Did such a memorable icon deserve such a forgettable end? This is one question that some of the people writing, commenting, opinionating on Sadhana’s Life and times, have asked over the last couple of days.
Interesting question. In trying to answer it, we must consider that Life is all about the choices we make. And we must remember that Life’s basic principle is impermanency. Nothing is permanent. What goes up, comes down. What goes down, comes right back up. So, fame, fortune, friends and family – everyone and everything, will, at some point, fade away. The choice to live your Life alone is entirely yours. The choice to perhaps fight a court battle – or whatever – is entirely yours. The choice to be sad is entirely yours. Just as the choice to be among people you know, to not fight a court battle and to be happy is entirely yours!

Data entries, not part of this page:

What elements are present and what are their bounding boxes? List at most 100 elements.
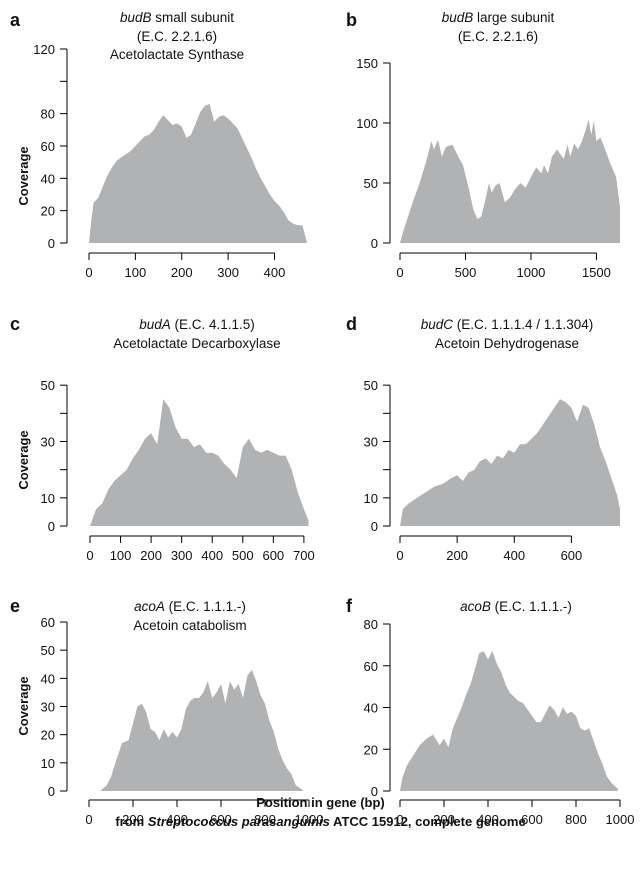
panel-letter-e: e <box>10 596 20 616</box>
panel-title-segment: Acetolactate Synthase <box>110 47 244 62</box>
coverage-area-b <box>400 119 620 243</box>
coverage-area-c <box>90 399 309 526</box>
panel-title-segment: (E.C. 2.2.1.6) <box>137 29 217 44</box>
x-tick-label-e: 600 <box>210 812 232 827</box>
y-tick-label-f: 20 <box>364 742 378 757</box>
coverage-area-f <box>400 651 618 791</box>
x-tick-label-c: 500 <box>232 548 254 563</box>
y-tick-label-f: 40 <box>364 701 378 716</box>
y-tick-label-c: 30 <box>41 435 55 450</box>
panel-title-segment: large subunit <box>473 10 554 25</box>
y-tick-label-b: 50 <box>364 176 378 191</box>
x-tick-label-d: 400 <box>503 548 525 563</box>
y-axis-title-e: Coverage <box>16 676 31 735</box>
panel-d: 0 10 30 50 0 200 400 600 d budC (E.C. 1.1.1.4 / 1… <box>346 314 620 563</box>
x-axis-title: Position in gene (bp) <box>256 795 385 810</box>
x-tick-label-d: 200 <box>446 548 468 563</box>
x-tick-label-c: 700 <box>293 548 315 563</box>
y-axis-title-a: Coverage <box>16 146 31 205</box>
x-tick-label-c: 300 <box>171 548 193 563</box>
caption-organism: Streptococcus parasanguinis <box>147 814 330 829</box>
panel-title-segment: (E.C. 1.1.1.4 / 1.1.304) <box>453 317 593 332</box>
y-tick-label-a: 60 <box>41 139 55 154</box>
coverage-area-e <box>100 669 304 791</box>
x-tick-label-f: 200 <box>433 812 455 827</box>
x-axis-b: 0 500 1000 1500 <box>396 252 611 280</box>
y-tick-label-e: 20 <box>41 728 55 743</box>
y-tick-label-e: 10 <box>41 756 55 771</box>
panel-title-c: budA (E.C. 4.1.1.5) <box>139 317 255 332</box>
y-tick-label-a: 20 <box>41 204 55 219</box>
panel-title-e: Acetoin catabolism <box>133 618 246 633</box>
y-tick-label-a: 120 <box>33 42 55 57</box>
y-tick-label-a: 80 <box>41 107 55 122</box>
panel-title-segment: (E.C. 1.1.1.-) <box>165 599 246 614</box>
x-axis-c: 0 100 200 300 400 500 600 700 <box>86 535 315 563</box>
y-tick-label-a: 0 <box>48 236 55 251</box>
y-tick-label-e: 60 <box>41 615 55 630</box>
y-axis-a: 0 20 40 60 80 120 <box>33 42 68 251</box>
x-tick-label-a: 200 <box>171 265 193 280</box>
x-tick-label-f: 600 <box>521 812 543 827</box>
panel-title-c: Acetolactate Decarboxylase <box>113 336 280 351</box>
panel-title-segment: budB <box>442 10 474 25</box>
panel-title-d: Acetoin Dehydrogenase <box>435 336 579 351</box>
x-tick-label-b: 500 <box>455 265 477 280</box>
y-tick-label-c: 50 <box>41 378 55 393</box>
y-axis-f: 0 20 40 60 80 <box>364 617 391 799</box>
y-tick-label-e: 50 <box>41 643 55 658</box>
y-tick-label-f: 60 <box>364 659 378 674</box>
x-tick-label-d: 600 <box>561 548 583 563</box>
x-axis-e: 0 200 400 600 800 1000 <box>85 799 323 827</box>
y-tick-label-b: 150 <box>356 56 378 71</box>
x-axis-a: 0 100 200 300 400 <box>85 252 286 280</box>
x-tick-label-d: 0 <box>396 548 403 563</box>
x-tick-label-c: 200 <box>140 548 162 563</box>
x-tick-label-a: 0 <box>85 265 92 280</box>
x-tick-label-f: 800 <box>565 812 587 827</box>
x-tick-label-f: 1000 <box>606 812 635 827</box>
x-tick-label-c: 100 <box>110 548 132 563</box>
y-tick-label-c: 0 <box>48 519 55 534</box>
y-tick-label-d: 30 <box>364 435 378 450</box>
x-tick-label-b: 1500 <box>582 265 611 280</box>
y-tick-label-b: 100 <box>356 116 378 131</box>
x-tick-label-e: 400 <box>166 812 188 827</box>
x-axis-f: 0 200 400 600 800 1000 <box>396 799 635 827</box>
y-tick-label-d: 10 <box>364 491 378 506</box>
panel-title-segment: budB <box>120 10 152 25</box>
x-tick-label-c: 600 <box>262 548 284 563</box>
x-tick-label-b: 0 <box>396 265 403 280</box>
x-tick-label-f: 400 <box>477 812 499 827</box>
panel-title-b: budB large subunit <box>442 10 555 25</box>
y-tick-label-f: 0 <box>371 784 378 799</box>
y-axis-b: 0 50 100 150 <box>356 56 391 251</box>
x-tick-label-e: 800 <box>254 812 276 827</box>
panel-title-d: budC (E.C. 1.1.1.4 / 1.1.304) <box>421 317 594 332</box>
coverage-area-a <box>89 104 307 243</box>
figure-caption: Position in gene (bp) from Streptococcus… <box>0 793 641 831</box>
x-tick-label-c: 0 <box>86 548 93 563</box>
panel-title-segment: small subunit <box>151 10 234 25</box>
y-tick-label-e: 40 <box>41 671 55 686</box>
panel-letter-f: f <box>346 596 353 616</box>
panel-title-b: (E.C. 2.2.1.6) <box>458 29 538 44</box>
x-tick-label-b: 1000 <box>516 265 545 280</box>
y-tick-label-f: 80 <box>364 617 378 632</box>
panel-letter-d: d <box>346 314 357 334</box>
panel-title-segment: (E.C. 4.1.1.5) <box>171 317 255 332</box>
panel-title-segment: acoA <box>134 599 165 614</box>
y-axis-c: 0 10 30 50 <box>41 378 68 534</box>
caption-suffix: ATCC 15912, complete genome <box>329 814 526 829</box>
x-tick-label-a: 400 <box>264 265 286 280</box>
panel-letter-b: b <box>346 10 357 30</box>
panel-title-e: acoA (E.C. 1.1.1.-) <box>134 599 246 614</box>
panel-title-a: (E.C. 2.2.1.6) <box>137 29 217 44</box>
panel-letter-a: a <box>10 10 21 30</box>
y-tick-label-c: 10 <box>41 491 55 506</box>
y-tick-label-a: 40 <box>41 171 55 186</box>
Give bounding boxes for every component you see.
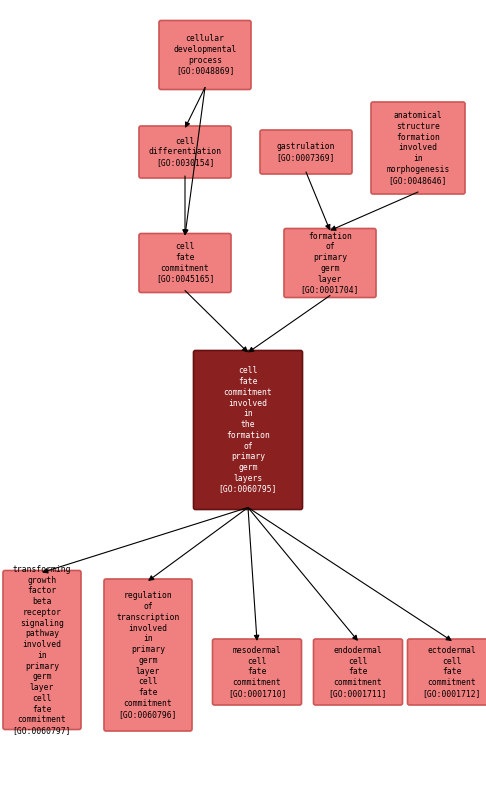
Text: formation
of
primary
germ
layer
[GO:0001704]: formation of primary germ layer [GO:0001…	[301, 232, 359, 295]
FancyBboxPatch shape	[159, 20, 251, 90]
FancyBboxPatch shape	[284, 229, 376, 297]
FancyBboxPatch shape	[3, 571, 81, 729]
Text: cellular
developmental
process
[GO:0048869]: cellular developmental process [GO:00488…	[174, 35, 237, 75]
FancyBboxPatch shape	[104, 579, 192, 731]
Text: ectodermal
cell
fate
commitment
[GO:0001712]: ectodermal cell fate commitment [GO:0001…	[423, 646, 481, 698]
Text: regulation
of
transcription
involved
in
primary
germ
layer
cell
fate
commitment
: regulation of transcription involved in …	[116, 591, 180, 718]
FancyBboxPatch shape	[407, 639, 486, 705]
Text: cell
fate
commitment
involved
in
the
formation
of
primary
germ
layers
[GO:006079: cell fate commitment involved in the for…	[219, 366, 277, 494]
Text: cell
differentiation
[GO:0030154]: cell differentiation [GO:0030154]	[148, 137, 222, 167]
FancyBboxPatch shape	[212, 639, 301, 705]
Text: endodermal
cell
fate
commitment
[GO:0001711]: endodermal cell fate commitment [GO:0001…	[329, 646, 387, 698]
FancyBboxPatch shape	[139, 126, 231, 178]
Text: transforming
growth
factor
beta
receptor
signaling
pathway
involved
in
primary
g: transforming growth factor beta receptor…	[13, 565, 71, 735]
Text: anatomical
structure
formation
involved
in
morphogenesis
[GO:0048646]: anatomical structure formation involved …	[386, 112, 450, 185]
FancyBboxPatch shape	[313, 639, 402, 705]
Text: gastrulation
[GO:0007369]: gastrulation [GO:0007369]	[277, 142, 335, 162]
FancyBboxPatch shape	[193, 351, 302, 509]
FancyBboxPatch shape	[371, 102, 465, 194]
FancyBboxPatch shape	[260, 130, 352, 174]
Text: mesodermal
cell
fate
commitment
[GO:0001710]: mesodermal cell fate commitment [GO:0001…	[228, 646, 286, 698]
Text: cell
fate
commitment
[GO:0045165]: cell fate commitment [GO:0045165]	[156, 242, 214, 284]
FancyBboxPatch shape	[139, 233, 231, 292]
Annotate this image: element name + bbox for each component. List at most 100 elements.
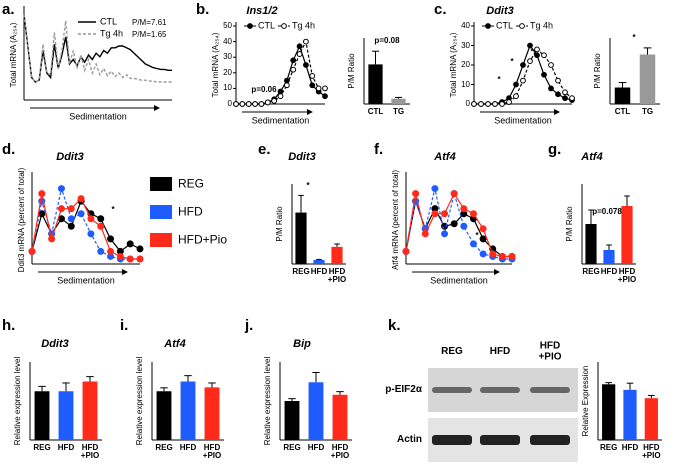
point (233, 101, 239, 107)
y-tick-label: 20 (461, 59, 470, 69)
panel-letter: f. (374, 141, 384, 158)
blot-band (432, 435, 472, 445)
x-tick-label: HFD +PIO (80, 443, 100, 461)
panel-letter: k. (388, 317, 401, 334)
y-axis-label: Total mRNA (A₂₅₄) (8, 22, 18, 88)
x-tick-label: HFD +PIO (327, 267, 347, 285)
y-tick-label: 10 (461, 79, 470, 89)
point (555, 91, 561, 98)
point (67, 222, 75, 230)
legend-label: Tg 4h (100, 28, 124, 39)
chart-title: Atf4 (581, 151, 603, 164)
bar (295, 212, 307, 264)
point (67, 205, 75, 213)
y-tick-label: 50 (223, 20, 232, 30)
point (28, 247, 36, 255)
x-axis-label: Sedimentation (430, 275, 488, 286)
point (441, 210, 449, 218)
panel-letter: i. (120, 317, 129, 334)
point (527, 42, 533, 49)
point (107, 235, 115, 243)
point (322, 93, 328, 100)
point (322, 85, 328, 92)
point (87, 215, 95, 223)
series-line (31, 186, 140, 260)
point (548, 85, 554, 92)
point (303, 38, 309, 45)
point (460, 205, 468, 213)
x-axis-label: Sedimentation (57, 275, 115, 286)
point (309, 82, 316, 89)
y-axis-label: Total mRNA (A₂₅₄) (210, 32, 220, 98)
bar (368, 64, 383, 104)
blot-band (432, 387, 472, 393)
legend-label: CTL (496, 20, 514, 31)
point (534, 52, 540, 59)
legend-label: HFD (178, 204, 203, 219)
point (67, 215, 75, 223)
lane-label: HFD (489, 345, 511, 357)
bar (585, 224, 597, 264)
bar (644, 398, 658, 440)
row-label: Actin (397, 433, 422, 445)
legend-label: Tg 4h (530, 20, 554, 31)
legend-marker (247, 23, 253, 29)
point (548, 62, 554, 68)
point (57, 185, 65, 193)
point (508, 252, 516, 260)
point (569, 95, 575, 102)
bar (82, 381, 98, 440)
y-axis-label: P/M Ratio (274, 206, 284, 242)
annotation: * (497, 74, 501, 84)
legend-label: CTL (100, 16, 118, 27)
point (97, 215, 105, 223)
point (431, 185, 439, 193)
legend-label: Tg 4h (292, 20, 316, 31)
point (87, 230, 95, 238)
panel-letter: a. (2, 1, 15, 18)
point (402, 247, 410, 255)
blot-band (530, 387, 570, 393)
legend-note: P/M=1.65 (132, 29, 167, 39)
legend-label: CTL (258, 20, 276, 31)
point (469, 210, 477, 218)
x-tick-label: HFD +PIO (330, 443, 350, 461)
point (290, 57, 297, 64)
point (116, 252, 124, 260)
arrow-head (554, 109, 560, 115)
annotation: p=0.06 (251, 84, 277, 94)
y-axis-label: P/M Ratio (564, 206, 574, 242)
point (489, 250, 497, 258)
x-tick-label: REG (155, 443, 173, 452)
y-axis-label: Relative Expression (580, 365, 590, 437)
point (277, 93, 284, 100)
point (541, 52, 547, 59)
point (485, 101, 491, 107)
bar (313, 260, 325, 264)
arrow-head (154, 105, 160, 111)
y-tick-label: 0 (227, 98, 232, 108)
point (290, 66, 297, 73)
point (97, 222, 105, 230)
y-tick-label: 40 (223, 36, 232, 46)
point (450, 220, 458, 228)
x-tick-label: TG (392, 107, 405, 116)
annotation: * (306, 180, 310, 190)
point (450, 190, 458, 198)
point (520, 62, 526, 68)
point (245, 101, 252, 107)
row-label: p-EIF2α (385, 383, 422, 395)
bar (621, 206, 633, 264)
bar (284, 401, 300, 440)
y-axis-label: Relative expression level (12, 356, 22, 446)
point (520, 77, 526, 84)
point (252, 101, 258, 107)
lane-label: HFD +PIO (538, 340, 562, 362)
bar (332, 394, 348, 440)
point (421, 230, 429, 238)
x-tick-label: HFD +PIO (642, 443, 661, 461)
bar (204, 387, 220, 440)
point (562, 89, 568, 96)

I am not here pontificating whether Sadhana made the right choices in her Life. I am only saying that her choice to do what she did was purely her own. Just as it is with each of us in the context of our Life’s stories. Osho, the Master, has explained a simple, practical, way of making decisions and choices in Life. He says, when decisions come from your head – from the way you are thinking; emotionally, rationally, whatever – you will often not enjoy the outcome of your decisions. He says you may even suffer from your choices. But when your decisions come from your being, he says, when they come from who you really are, then no matter what the decision is or what outcomes follow, you will be at peace. So, who are we to judge how Sadhana made her decisions, her Life choices? Maybe she was at peace living alone and fighting her court battles, even as she battled failing health. Maybe, if Tabassum’s perspective is brought into focus, she was not. In fact, with Sadhana gone, it does not even matter now.
Even so, there’s a learning here for all of us. Our lives are flowing in the direction created by the choices we have made. And, as I see it, there are no right or wrong choices. A decision is a decision. A choice is a choice. And each choice leads you through an experience that you again learn from. This is how Life flows…and flows….until it ends…possibly when it merges again with the source?